Atherosclerosis involves complex interactions between various immune cells, endothelial cells, and vascular smooth muscle cells. Inflammatory mediators, such as cytokines, chemokines, and adhesion molecules, play critical roles in recruiting immune cells to the vessel wall, promoting lipid accumulation, and triggering plaque formation. Chronic inflammation contributes to the progression of plaques from stable to vulnerable phenotypes, characterized by thin fibrous caps, increased lipid content, and heightened susceptibility to rupture. Such ruptures can trigger thrombosis and subsequent myocardial infarction. Key inflammatory pathways implicated in CAD include the nuclear factor-kappa B pathway, inflammasome activation, and cytokine signaling. Cellular components, including monocytes, macrophages, T lymphocytes, and mast cells, interact to perpetuate inflammation and tissue remodeling within the arterial wall.

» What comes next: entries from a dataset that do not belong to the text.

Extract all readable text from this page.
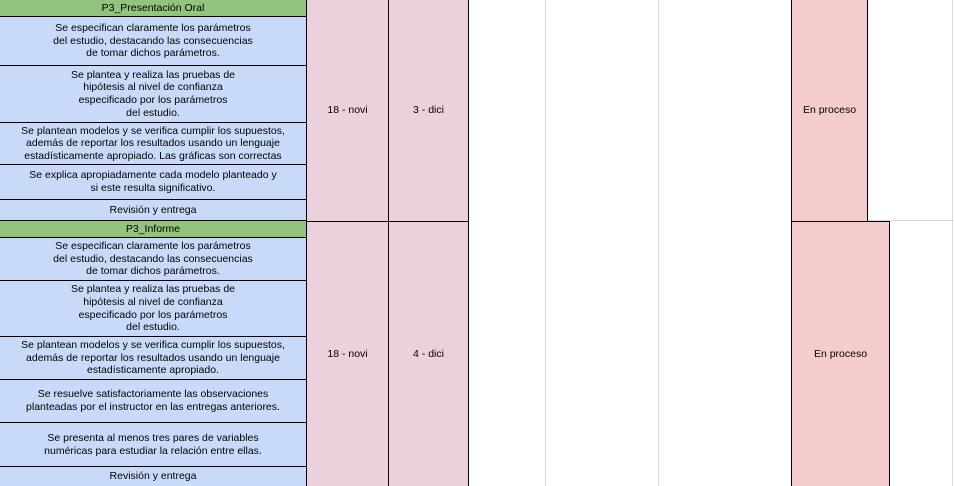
P3_Presentación Oral
Se especifican claramente los parámetros
del estudio, destacando las consecuencias
de tomar dichos parámetros.
Se plantea y realiza las pruebas de
hipótesis al nivel de confianza
especificado por los parámetros
del estudio.
Se plantean modelos y se verifica cumplir los supuestos,
además de reportar los resultados usando un lenguaje
estadísticamente apropiado. Las gráficas son correctas
Se explica apropiadamente cada modelo planteado y
si este resulta significativo.
Revisión y entrega
18 - novi	3 - dici	En proceso
P3_Informe
Se especifican claramente los parámetros
del estudio, destacando las consecuencias
de tomar dichos parámetros.
Se plantea y realiza las pruebas de
hipótesis al nivel de confianza
especificado por los parámetros
del estudio.
Se plantean modelos y se verifica cumplir los supuestos,
además de reportar los resultados usando un lenguaje
estadísticamente apropiado.
Se resuelve satisfactoriamente las observaciones
planteadas por el instructor en las entregas anteriores.
Se presenta al menos tres pares de variables
numéricas para estudiar la relación entre ellas.
Revisión y entrega
18 - novi	4 - dici	En proceso
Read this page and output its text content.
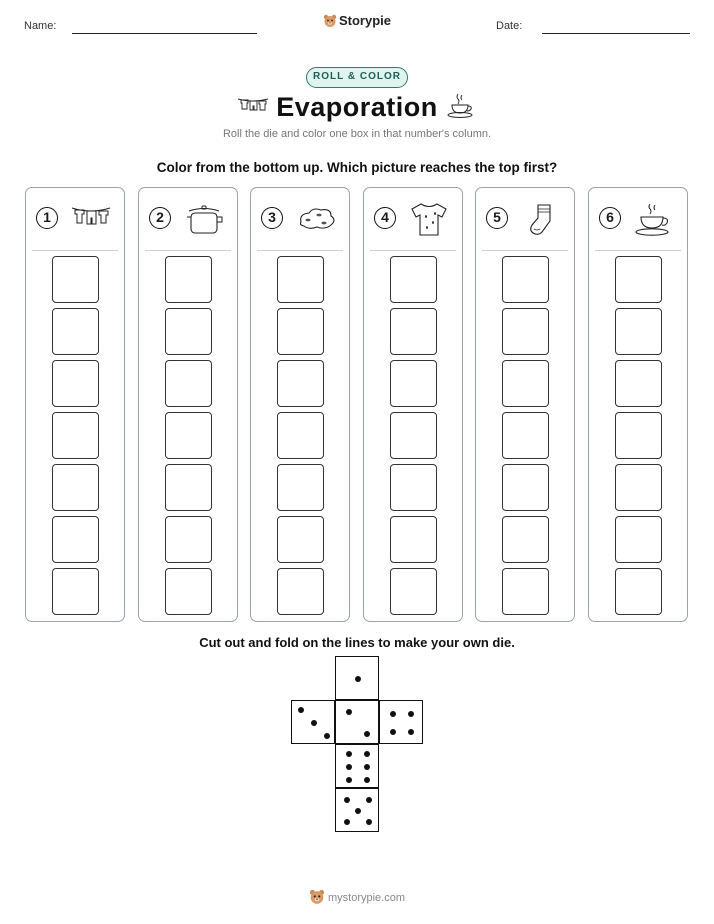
Name:	Storypie	Date:
ROLL & COLOR
Evaporation
Roll the die and color one box in that number's column.
Color from the bottom up. Which picture reaches the top first?
1	2	3	4	5	6
Cut out and fold on the lines to make your own die.
mystorypie.com
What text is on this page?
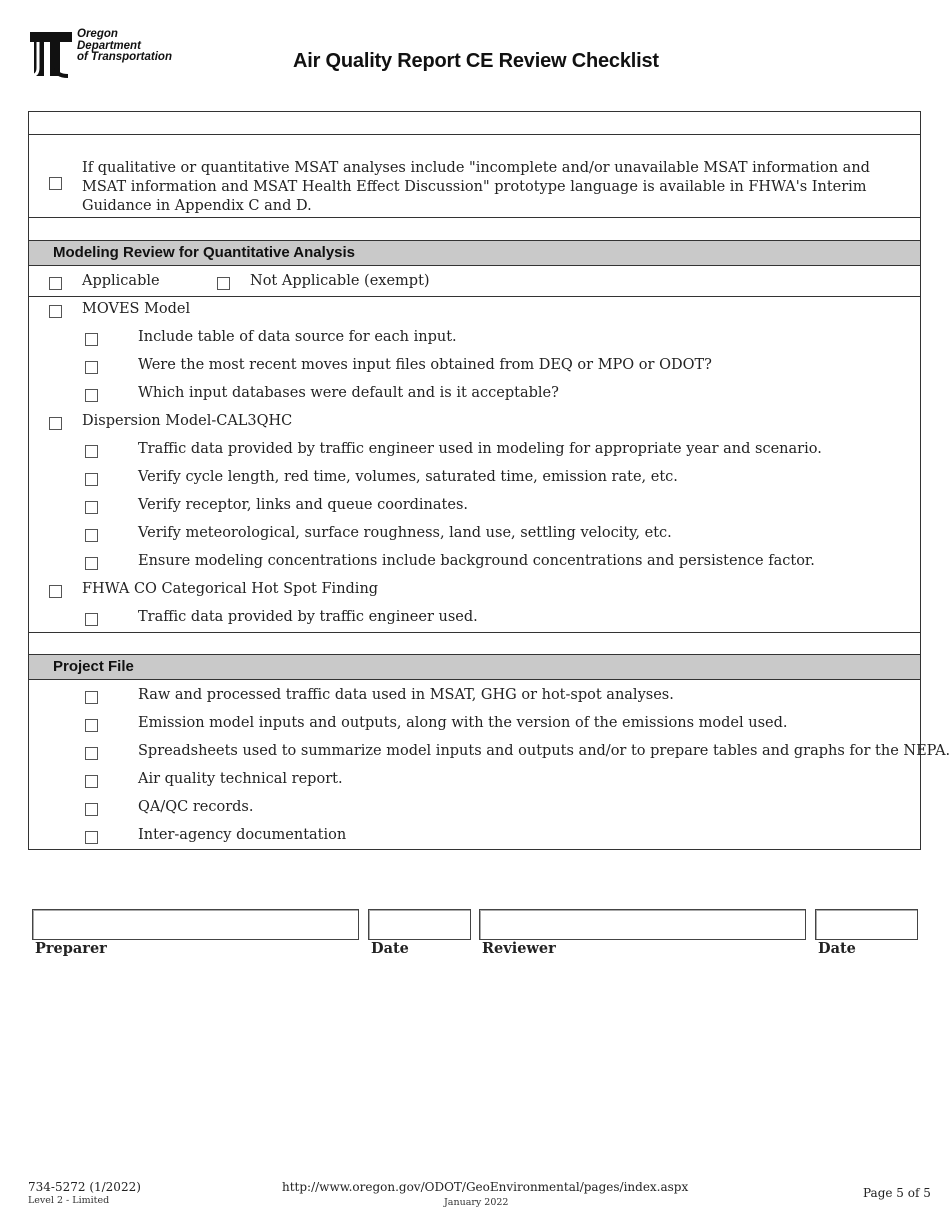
Oregon
Department
of Transportation	Air Quality Report CE Review Checklist
If qualitative or quantitative MSAT analyses include "incomplete and/or unavailable MSAT information and MSAT information and MSAT Health Effect Discussion" prototype language is available in FHWA's Interim Guidance in Appendix C and D.
Modeling Review for Quantitative Analysis
Applicable	Not Applicable (exempt)
MOVES Model
Include table of data source for each input.
Were the most recent moves input files obtained from DEQ or MPO or ODOT?
Which input databases were default and is it acceptable?
Dispersion Model-CAL3QHC
Traffic data provided by traffic engineer used in modeling for appropriate year and scenario.
Verify cycle length, red time, volumes, saturated time, emission rate, etc.
Verify receptor, links and queue coordinates.
Verify meteorological, surface roughness, land use, settling velocity, etc.
Ensure modeling concentrations include background concentrations and persistence factor.
FHWA CO Categorical Hot Spot Finding
Traffic data provided by traffic engineer used.
Project File
Raw and processed traffic data used in MSAT, GHG or hot-spot analyses.
Emission model inputs and outputs, along with the version of the emissions model used.
Spreadsheets used to summarize model inputs and outputs and/or to prepare tables and graphs for the NEPA.
Air quality technical report.
QA/QC records.
Inter-agency documentation
Preparer	Date	Reviewer	Date
734-5272 (1/2022)
Level 2 - Limited
http://www.oregon.gov/ODOT/GeoEnvironmental/pages/index.aspx
January 2022
Page 5 of 5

Numerous preclinical studies have evaluated the efficacy of anti-inflammatory agents in CAD models. These studies have targeted specific inflammatory pathways, interleukin-1 blockade, and modulation of lipid metabolism-associated inflammation. Promising results include the attenuation of plaque formation, stabilization of vulnerable plaques, and reduced risk of adverse cardiovascular events [4,5]. Clinical trials have investigated the efficacy and safety of antiinflammatory strategies in CAD patients. Notably, the CANTOS trial demonstrated that canakinumab, reduced the risk of recurrent cardiovascular events. Other trials have explored colchicine, methotrexate, and statin therapy in reducing inflammation and cardiovascular risk. However, challenges persist, including patient selection, potential side effects, and long-term outcomes. While targeting inflammation offers promising avenues for CAD management, several challenges need to be addressed. Identifying suitable biomarkers to stratify patients based on inflammatory risk, understanding the optimal duration and timing of treatment, and assessing potential off-target effects are crucial considerations.

Conclusion

Inflammation plays a central role in all stages of CAD pathogenesis. Emerging evidence from preclinical studies and clinical trials supports the notion that targeting inflammation could revolutionize CAD management by providing a complementary approach to existing therapies. Collaborative efforts among researchers, clinicians, and pharmaceutical industries are pivotal to advancing the field and translating anti-inflammatory interventions into effective clinical practice.